An anonymous coward writes:
"In March, 2013 Tim Berners-Lee, the inventor of the World Wide Web, proposed adopting DRM into the HTML standard, under the name Encrypted Media Extensions (EME). Writing in October 2013, he said that "none of us as users like certain forms of content protection such as DRM at all," but cites the argument that "if content protection of some kind has to be used for videos, it is better for it to be discussed in the open at W3C" as a reason for considering the inclusion of DRM in HTML.
The Electronic Frontier Foundation has objected, saying in May of last year that the plan 'defines a new "black box" for the entertainment industry, fenced off from control by the browser and end-user'. Later, they pointed out that if DRM is OK for video content, that same principle would open the door to font, web applications, and other data being locked away from users.

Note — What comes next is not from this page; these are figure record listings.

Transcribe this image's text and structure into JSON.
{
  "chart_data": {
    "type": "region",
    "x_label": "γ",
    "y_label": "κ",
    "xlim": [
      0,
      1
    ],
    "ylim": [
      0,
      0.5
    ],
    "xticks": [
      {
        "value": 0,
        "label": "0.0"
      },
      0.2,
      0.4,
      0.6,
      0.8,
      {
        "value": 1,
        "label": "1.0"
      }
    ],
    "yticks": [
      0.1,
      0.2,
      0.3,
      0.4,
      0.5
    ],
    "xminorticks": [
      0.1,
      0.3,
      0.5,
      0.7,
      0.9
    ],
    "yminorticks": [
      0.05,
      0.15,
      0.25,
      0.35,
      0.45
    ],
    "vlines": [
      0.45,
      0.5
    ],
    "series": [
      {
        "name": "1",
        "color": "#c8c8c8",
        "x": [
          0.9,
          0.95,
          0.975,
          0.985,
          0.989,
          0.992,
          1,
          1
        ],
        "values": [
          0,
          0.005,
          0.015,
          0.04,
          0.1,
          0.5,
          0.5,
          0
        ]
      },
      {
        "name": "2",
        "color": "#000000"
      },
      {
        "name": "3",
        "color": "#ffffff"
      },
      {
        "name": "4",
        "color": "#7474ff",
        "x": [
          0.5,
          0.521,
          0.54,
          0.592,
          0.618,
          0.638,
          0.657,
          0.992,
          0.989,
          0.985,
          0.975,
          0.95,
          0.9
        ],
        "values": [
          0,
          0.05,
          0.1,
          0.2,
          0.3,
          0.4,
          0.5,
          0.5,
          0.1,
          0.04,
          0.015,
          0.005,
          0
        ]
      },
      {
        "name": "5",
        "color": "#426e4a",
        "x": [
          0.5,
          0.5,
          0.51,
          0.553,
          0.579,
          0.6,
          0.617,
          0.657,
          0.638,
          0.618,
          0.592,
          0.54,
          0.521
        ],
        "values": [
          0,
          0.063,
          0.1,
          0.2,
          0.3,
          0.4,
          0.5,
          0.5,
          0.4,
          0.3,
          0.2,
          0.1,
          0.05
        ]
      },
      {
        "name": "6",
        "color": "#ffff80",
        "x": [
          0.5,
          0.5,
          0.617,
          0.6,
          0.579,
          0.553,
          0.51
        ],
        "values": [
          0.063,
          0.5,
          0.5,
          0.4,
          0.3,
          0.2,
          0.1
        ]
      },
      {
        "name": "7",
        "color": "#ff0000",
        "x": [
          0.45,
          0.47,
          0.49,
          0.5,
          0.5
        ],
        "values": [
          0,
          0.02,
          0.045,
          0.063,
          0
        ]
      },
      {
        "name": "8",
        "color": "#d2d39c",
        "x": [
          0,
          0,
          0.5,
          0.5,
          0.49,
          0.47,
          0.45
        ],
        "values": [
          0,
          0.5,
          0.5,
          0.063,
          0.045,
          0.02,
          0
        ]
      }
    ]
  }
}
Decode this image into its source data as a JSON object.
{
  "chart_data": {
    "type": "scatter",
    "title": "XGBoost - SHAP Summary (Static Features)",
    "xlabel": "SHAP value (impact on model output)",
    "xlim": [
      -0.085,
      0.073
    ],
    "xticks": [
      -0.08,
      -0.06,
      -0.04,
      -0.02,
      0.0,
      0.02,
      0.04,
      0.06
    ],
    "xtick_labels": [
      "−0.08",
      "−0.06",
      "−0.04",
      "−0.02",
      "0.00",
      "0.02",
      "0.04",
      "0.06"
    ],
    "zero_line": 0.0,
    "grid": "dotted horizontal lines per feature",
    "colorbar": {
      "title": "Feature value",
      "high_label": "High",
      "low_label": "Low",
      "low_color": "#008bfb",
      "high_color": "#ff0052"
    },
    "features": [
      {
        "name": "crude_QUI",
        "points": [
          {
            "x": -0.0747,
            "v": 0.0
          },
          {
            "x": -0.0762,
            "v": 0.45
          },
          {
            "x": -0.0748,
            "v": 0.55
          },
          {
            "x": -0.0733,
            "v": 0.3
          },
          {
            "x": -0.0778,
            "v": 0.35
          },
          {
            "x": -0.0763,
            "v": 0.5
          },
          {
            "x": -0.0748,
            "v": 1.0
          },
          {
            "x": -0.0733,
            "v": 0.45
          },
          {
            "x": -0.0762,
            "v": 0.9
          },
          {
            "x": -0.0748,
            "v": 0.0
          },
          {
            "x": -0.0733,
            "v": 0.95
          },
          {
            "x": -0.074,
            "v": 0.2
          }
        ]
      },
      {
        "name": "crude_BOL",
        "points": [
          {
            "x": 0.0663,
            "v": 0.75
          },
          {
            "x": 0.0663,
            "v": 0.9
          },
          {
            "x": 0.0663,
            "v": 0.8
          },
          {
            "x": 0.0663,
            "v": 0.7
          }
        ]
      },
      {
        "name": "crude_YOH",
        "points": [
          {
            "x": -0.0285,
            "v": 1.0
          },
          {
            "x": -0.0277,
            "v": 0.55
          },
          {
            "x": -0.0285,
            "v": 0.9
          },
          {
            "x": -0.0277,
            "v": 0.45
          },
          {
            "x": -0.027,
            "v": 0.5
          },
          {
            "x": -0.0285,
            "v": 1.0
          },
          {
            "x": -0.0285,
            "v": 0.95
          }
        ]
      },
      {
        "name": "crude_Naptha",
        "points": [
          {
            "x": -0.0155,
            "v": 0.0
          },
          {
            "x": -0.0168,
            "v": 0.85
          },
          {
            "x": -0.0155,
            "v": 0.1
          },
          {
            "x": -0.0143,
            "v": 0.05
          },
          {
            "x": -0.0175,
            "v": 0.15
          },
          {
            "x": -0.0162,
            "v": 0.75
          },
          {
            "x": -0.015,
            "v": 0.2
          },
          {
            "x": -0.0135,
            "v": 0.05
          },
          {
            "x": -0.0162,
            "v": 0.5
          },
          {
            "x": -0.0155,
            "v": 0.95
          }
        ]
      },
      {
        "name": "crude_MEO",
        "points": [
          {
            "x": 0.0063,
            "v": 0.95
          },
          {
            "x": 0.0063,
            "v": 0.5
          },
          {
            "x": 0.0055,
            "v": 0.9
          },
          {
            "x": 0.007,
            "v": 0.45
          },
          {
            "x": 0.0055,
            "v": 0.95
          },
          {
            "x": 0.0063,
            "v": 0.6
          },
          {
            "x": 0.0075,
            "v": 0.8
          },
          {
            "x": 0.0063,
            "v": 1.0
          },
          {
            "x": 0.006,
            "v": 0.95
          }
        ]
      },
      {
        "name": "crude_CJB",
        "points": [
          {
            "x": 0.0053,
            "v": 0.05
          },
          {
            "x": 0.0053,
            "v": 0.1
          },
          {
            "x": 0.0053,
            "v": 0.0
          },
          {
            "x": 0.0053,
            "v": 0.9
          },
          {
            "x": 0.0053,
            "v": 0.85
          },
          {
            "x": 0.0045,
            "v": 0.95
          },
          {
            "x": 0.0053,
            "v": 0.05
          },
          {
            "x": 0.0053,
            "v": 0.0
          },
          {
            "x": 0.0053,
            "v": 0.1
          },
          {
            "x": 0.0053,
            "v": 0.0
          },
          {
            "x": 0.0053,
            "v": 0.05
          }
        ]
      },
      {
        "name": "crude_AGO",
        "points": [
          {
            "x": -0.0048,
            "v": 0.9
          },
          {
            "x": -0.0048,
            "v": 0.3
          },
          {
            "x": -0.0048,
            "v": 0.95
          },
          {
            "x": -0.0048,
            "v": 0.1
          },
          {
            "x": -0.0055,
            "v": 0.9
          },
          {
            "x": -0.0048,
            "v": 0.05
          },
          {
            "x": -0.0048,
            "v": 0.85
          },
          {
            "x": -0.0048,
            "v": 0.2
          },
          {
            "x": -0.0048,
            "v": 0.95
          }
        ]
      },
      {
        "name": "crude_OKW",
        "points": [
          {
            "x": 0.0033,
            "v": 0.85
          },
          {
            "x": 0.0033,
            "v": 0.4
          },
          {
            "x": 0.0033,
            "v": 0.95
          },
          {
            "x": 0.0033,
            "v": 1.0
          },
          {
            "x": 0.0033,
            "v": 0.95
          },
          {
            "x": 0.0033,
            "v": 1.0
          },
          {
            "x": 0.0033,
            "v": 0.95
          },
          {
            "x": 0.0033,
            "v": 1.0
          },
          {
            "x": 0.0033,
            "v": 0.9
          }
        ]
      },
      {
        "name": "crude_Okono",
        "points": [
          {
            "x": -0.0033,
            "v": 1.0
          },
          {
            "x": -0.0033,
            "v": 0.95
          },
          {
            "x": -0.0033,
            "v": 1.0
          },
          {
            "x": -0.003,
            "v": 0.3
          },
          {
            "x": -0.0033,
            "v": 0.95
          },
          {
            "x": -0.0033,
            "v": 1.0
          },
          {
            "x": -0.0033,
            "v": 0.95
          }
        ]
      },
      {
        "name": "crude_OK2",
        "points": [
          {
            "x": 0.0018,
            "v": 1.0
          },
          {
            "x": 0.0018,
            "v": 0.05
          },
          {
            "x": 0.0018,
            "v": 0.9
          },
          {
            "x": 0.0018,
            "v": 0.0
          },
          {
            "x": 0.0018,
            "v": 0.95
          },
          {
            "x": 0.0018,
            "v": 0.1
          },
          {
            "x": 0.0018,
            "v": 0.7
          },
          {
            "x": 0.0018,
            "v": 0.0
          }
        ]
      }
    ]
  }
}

public-restrictedmedia, the mailing list where the issue is being debated, has seen discussion about forking HTML and establishing a new standard outside of the W3C."
(Score: 3, Insightful) by everdred on Tuesday February 18 2014, @12:45AM
I don't think even they think it's about piracy. It's about locking as many consumers as possible into their platform and extracting a stream of future sales from them, not to mention extracting licensing fees from hardware manufacturers.
We don't take no shit from a machine.
(Score: 1) by pbnjoe on Tuesday February 18 2014, @12:55AM
True. I don't believe the two trains of thought are mutually exclusive, however. Dealing with current "lost" sales (aka "how can we get more money", not that they're losing it) with their piracy argument (which they don't even believe, I think, the argument's just used as leverage) and lock-in for the future money-taking :)
(Score: 1) by greenfruitsalad on Tuesday February 18 2014, @03:49AM
my ONLY concern with a DRM that works is that i will lose access to MY media when the company enforcing/checking licenses goes bust. e.g.: if adobe shut down, half of world's ebooks would become unreadable. that is something that is unacceptable to me. once i paid for something, i shouldn't have to fear that.
(Score: 1) by everdred on Tuesday February 18 2014, @12:02PM
That's reasonable. Your options are to not buy DRMed content, or buy it and then break said DRM.
Obviously, there are problems with both options.
We don't take no shit from a machine.